In The Nick of Time
In the Nick of Time, J. Lee Graham (2008, 99 pages), is a straightforward time travel tale in which three 13-year-old kids–Andy, Roger, and Miranda–go to a plantation in Georgia in 1858 where slaves are used. The story is given added drama because Roger is African-American, and the other two are white, and so only Roger finds himself a slave. As in a YA time travel book I admired, Trapped Between the Lash and the Gun by Arvella Whitmore, the stakes are very high as the kids are stuck in slave times until they can figure out how to return to their present.
Andy’s aunt, with whom he was very close, dies at the beginning of the story. She was a mystical personality and believed she could communicate with the dead. She had been a world traveler and picked up spiritual souvenirs from all over the world. The time travel starts when Andy’s family is cleaning out her house and Andy finds some mysterious incense that had been hers. He lights it and is transported back to the scene of the Boston Massacre of 1770. This foray into the past is brief and is not really connected to the main time travel in the story. I think the only reason for this trip in the narrative is to show what is needed to return to the present. Andy is able to return home when he relights the incense stick.
Not knowing where it will take them, Andy invites Roger to go on an adventure via another incense stick. He figures they can just relight the incense to return home. But this time he drops the incense stick just as they are leaving his bedroom. They have lost their return ticket! Miranda wasn’t invited, but happens upon the scene and inhales some of the incense smoke, so is also whisked away. The three find themselves on the plantation.
Roger finds he is part of a family of slaves living in a shack, while Andy and Miranda live in the fancy house of the owners of the plantation. Roger must do the back-breaking work of picking crops and is treated horribly by the white overseer of the plantation. Meanwhile, Andy and Miranda come to believe if they can find the herb that smells like the incense and they burn it, they will be able to return home. They begin a desperate search to find the mystery herb.
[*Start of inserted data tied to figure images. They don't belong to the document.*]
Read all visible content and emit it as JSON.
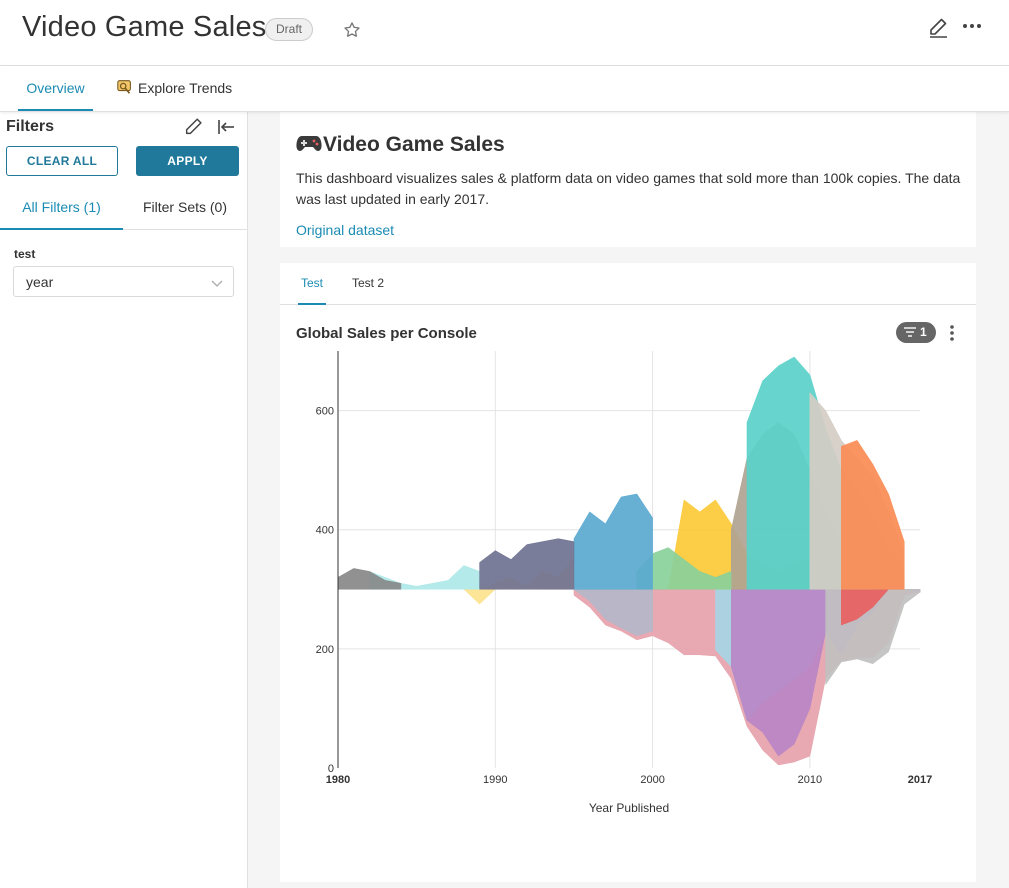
{
  "header": {
    "title": "Video Game Sales",
    "badge": "Draft",
    "icons": [
      "star-icon",
      "edit-icon",
      "more-icon"
    ]
  },
  "top_tabs": [
    {
      "label": "Overview",
      "active": true
    },
    {
      "label": "Explore Trends",
      "icon": "explore-icon",
      "active": false
    }
  ],
  "sidebar": {
    "title": "Filters",
    "clear_label": "CLEAR ALL",
    "apply_label": "APPLY",
    "tabs": [
      {
        "label": "All Filters (1)",
        "active": true
      },
      {
        "label": "Filter Sets (0)",
        "active": false
      }
    ],
    "filter": {
      "label": "test",
      "value": "year"
    }
  },
  "markdown": {
    "title": "Video Game Sales",
    "icon": "gamepad-icon",
    "description": "This dashboard visualizes sales & platform data on video games that sold more than 100k copies. The data was last updated in early 2017.",
    "link": "Original dataset"
  },
  "chart_tabs": [
    {
      "label": "Test",
      "active": true
    },
    {
      "label": "Test 2",
      "active": false
    }
  ],
  "chart_panel": {
    "title": "Global Sales per Console",
    "filter_count": "1"
  },
  "chart_data": {
    "type": "area",
    "style": "streamgraph",
    "title": "Global Sales per Console",
    "xlabel": "Year Published",
    "ylabel": "",
    "xlim": [
      1980,
      2017
    ],
    "ylim": [
      0,
      700
    ],
    "x_ticks": [
      "1980",
      "1990",
      "2000",
      "2010",
      "2017"
    ],
    "y_ticks": [
      "0",
      "200",
      "400",
      "600"
    ],
    "grid": true,
    "legend": "none",
    "series": [
      {
        "color": "#e6a2ad",
        "points": [
          [
            1995,
            290
          ],
          [
            1996,
            270
          ],
          [
            1997,
            240
          ],
          [
            1998,
            230
          ],
          [
            1999,
            215
          ],
          [
            2000,
            222
          ],
          [
            2001,
            210
          ],
          [
            2002,
            190
          ],
          [
            2003,
            190
          ],
          [
            2004,
            188
          ],
          [
            2005,
            150
          ],
          [
            2006,
            70
          ],
          [
            2007,
            30
          ],
          [
            2008,
            5
          ],
          [
            2009,
            10
          ],
          [
            2010,
            20
          ],
          [
            2011,
            150
          ],
          [
            2012,
            180
          ],
          [
            2013,
            185
          ],
          [
            2014,
            185
          ],
          [
            2015,
            210
          ],
          [
            2016,
            290
          ],
          [
            2017,
            295
          ]
        ]
      },
      {
        "color": "#b3b7c9",
        "points": [
          [
            1993,
            300
          ],
          [
            1994,
            300
          ],
          [
            1995,
            300
          ],
          [
            1996,
            280
          ],
          [
            1997,
            250
          ],
          [
            1998,
            235
          ],
          [
            1999,
            222
          ],
          [
            2000,
            230
          ]
        ]
      },
      {
        "color": "#a6d6e6",
        "points": [
          [
            2004,
            198
          ],
          [
            2005,
            170
          ],
          [
            2006,
            80
          ],
          [
            2007,
            110
          ],
          [
            2008,
            130
          ],
          [
            2009,
            148
          ],
          [
            2010,
            170
          ],
          [
            2011,
            228
          ],
          [
            2012,
            265
          ],
          [
            2013,
            285
          ],
          [
            2014,
            300
          ],
          [
            2015,
            300
          ],
          [
            2016,
            300
          ],
          [
            2017,
            295
          ]
        ]
      },
      {
        "color": "#b886c5",
        "points": [
          [
            2005,
            170
          ],
          [
            2006,
            80
          ],
          [
            2007,
            60
          ],
          [
            2008,
            20
          ],
          [
            2009,
            40
          ],
          [
            2010,
            100
          ],
          [
            2011,
            228
          ],
          [
            2012,
            190
          ],
          [
            2013,
            240
          ],
          [
            2014,
            260
          ],
          [
            2015,
            300
          ],
          [
            2016,
            300
          ],
          [
            2017,
            295
          ]
        ]
      },
      {
        "color": "#c0c0c0",
        "points": [
          [
            2011,
            140
          ],
          [
            2012,
            178
          ],
          [
            2013,
            183
          ],
          [
            2014,
            175
          ],
          [
            2015,
            195
          ],
          [
            2016,
            275
          ],
          [
            2017,
            295
          ]
        ]
      },
      {
        "color": "#e85f5f",
        "points": [
          [
            2012,
            240
          ],
          [
            2013,
            250
          ],
          [
            2014,
            270
          ],
          [
            2015,
            300
          ],
          [
            2016,
            300
          ]
        ]
      },
      {
        "color": "#fcc936",
        "points": [
          [
            2001,
            300
          ],
          [
            2002,
            450
          ],
          [
            2003,
            430
          ],
          [
            2004,
            450
          ],
          [
            2005,
            410
          ],
          [
            2006,
            360
          ],
          [
            2007,
            340
          ],
          [
            2008,
            330
          ],
          [
            2009,
            345
          ],
          [
            2010,
            350
          ],
          [
            2011,
            355
          ],
          [
            2012,
            350
          ],
          [
            2013,
            350
          ],
          [
            2014,
            350
          ]
        ]
      },
      {
        "color": "#b0a493",
        "points": [
          [
            2005,
            400
          ],
          [
            2006,
            520
          ],
          [
            2007,
            560
          ],
          [
            2008,
            580
          ],
          [
            2009,
            560
          ],
          [
            2010,
            500
          ],
          [
            2011,
            430
          ],
          [
            2012,
            380
          ],
          [
            2013,
            360
          ],
          [
            2014,
            350
          ],
          [
            2015,
            340
          ]
        ]
      },
      {
        "color": "#5ad1c9",
        "points": [
          [
            2006,
            580
          ],
          [
            2007,
            650
          ],
          [
            2008,
            675
          ],
          [
            2009,
            690
          ],
          [
            2010,
            660
          ],
          [
            2011,
            570
          ],
          [
            2012,
            500
          ],
          [
            2013,
            470
          ],
          [
            2014,
            420
          ],
          [
            2015,
            370
          ],
          [
            2016,
            330
          ]
        ]
      },
      {
        "color": "#d5cdc4",
        "points": [
          [
            2010,
            630
          ],
          [
            2011,
            600
          ],
          [
            2012,
            550
          ],
          [
            2013,
            520
          ],
          [
            2014,
            490
          ],
          [
            2015,
            430
          ],
          [
            2016,
            360
          ]
        ]
      },
      {
        "color": "#fa8c55",
        "points": [
          [
            2012,
            540
          ],
          [
            2013,
            550
          ],
          [
            2014,
            510
          ],
          [
            2015,
            460
          ],
          [
            2016,
            380
          ]
        ]
      },
      {
        "color": "#89d09a",
        "points": [
          [
            1999,
            330
          ],
          [
            2000,
            360
          ],
          [
            2001,
            370
          ],
          [
            2002,
            350
          ],
          [
            2003,
            330
          ],
          [
            2004,
            320
          ],
          [
            2005,
            330
          ]
        ]
      },
      {
        "color": "#fde38f",
        "points": [
          [
            1988,
            300
          ],
          [
            1989,
            275
          ],
          [
            1990,
            310
          ],
          [
            1991,
            320
          ],
          [
            1992,
            305
          ],
          [
            1993,
            330
          ],
          [
            1994,
            320
          ],
          [
            1995,
            355
          ]
        ]
      },
      {
        "color": "#aee9e8",
        "points": [
          [
            1982,
            330
          ],
          [
            1983,
            320
          ],
          [
            1984,
            310
          ],
          [
            1985,
            305
          ],
          [
            1986,
            310
          ],
          [
            1987,
            315
          ],
          [
            1988,
            340
          ],
          [
            1989,
            330
          ]
        ]
      },
      {
        "color": "#888888",
        "points": [
          [
            1980,
            320
          ],
          [
            1981,
            335
          ],
          [
            1982,
            330
          ],
          [
            1983,
            315
          ],
          [
            1984,
            310
          ]
        ]
      },
      {
        "color": "#5aa9cf",
        "points": [
          [
            1995,
            385
          ],
          [
            1996,
            430
          ],
          [
            1997,
            410
          ],
          [
            1998,
            455
          ],
          [
            1999,
            460
          ],
          [
            2000,
            420
          ]
        ]
      },
      {
        "color": "#6f7291",
        "points": [
          [
            1989,
            345
          ],
          [
            1990,
            365
          ],
          [
            1991,
            350
          ],
          [
            1992,
            375
          ],
          [
            1993,
            380
          ],
          [
            1994,
            385
          ],
          [
            1995,
            380
          ]
        ]
      }
    ]
  }
}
I admire the author for taking on such an important topic as slavery. The storyline would be easy enough for younger middle grade readers to follow, but because Graham does not shy away from the ugliest aspects of slavery, including whippings and even a hanging, a teacher or parent would have to decide if their children were ready to emotionally deal with this subject matter even if they were able to read the book. Once the kids arrived at the plantation, I appreciated that the story kept a clear focus on how awful and unfair slavery was. I also liked how the story was not merely a time travel adventure, but also a tale of friendship, and how much can be forgiven in friendship.
In the Nick of Time is not to be confused with Nick of Time by Ted Bell which is also a time travel story, or with the numerous other books of the same title!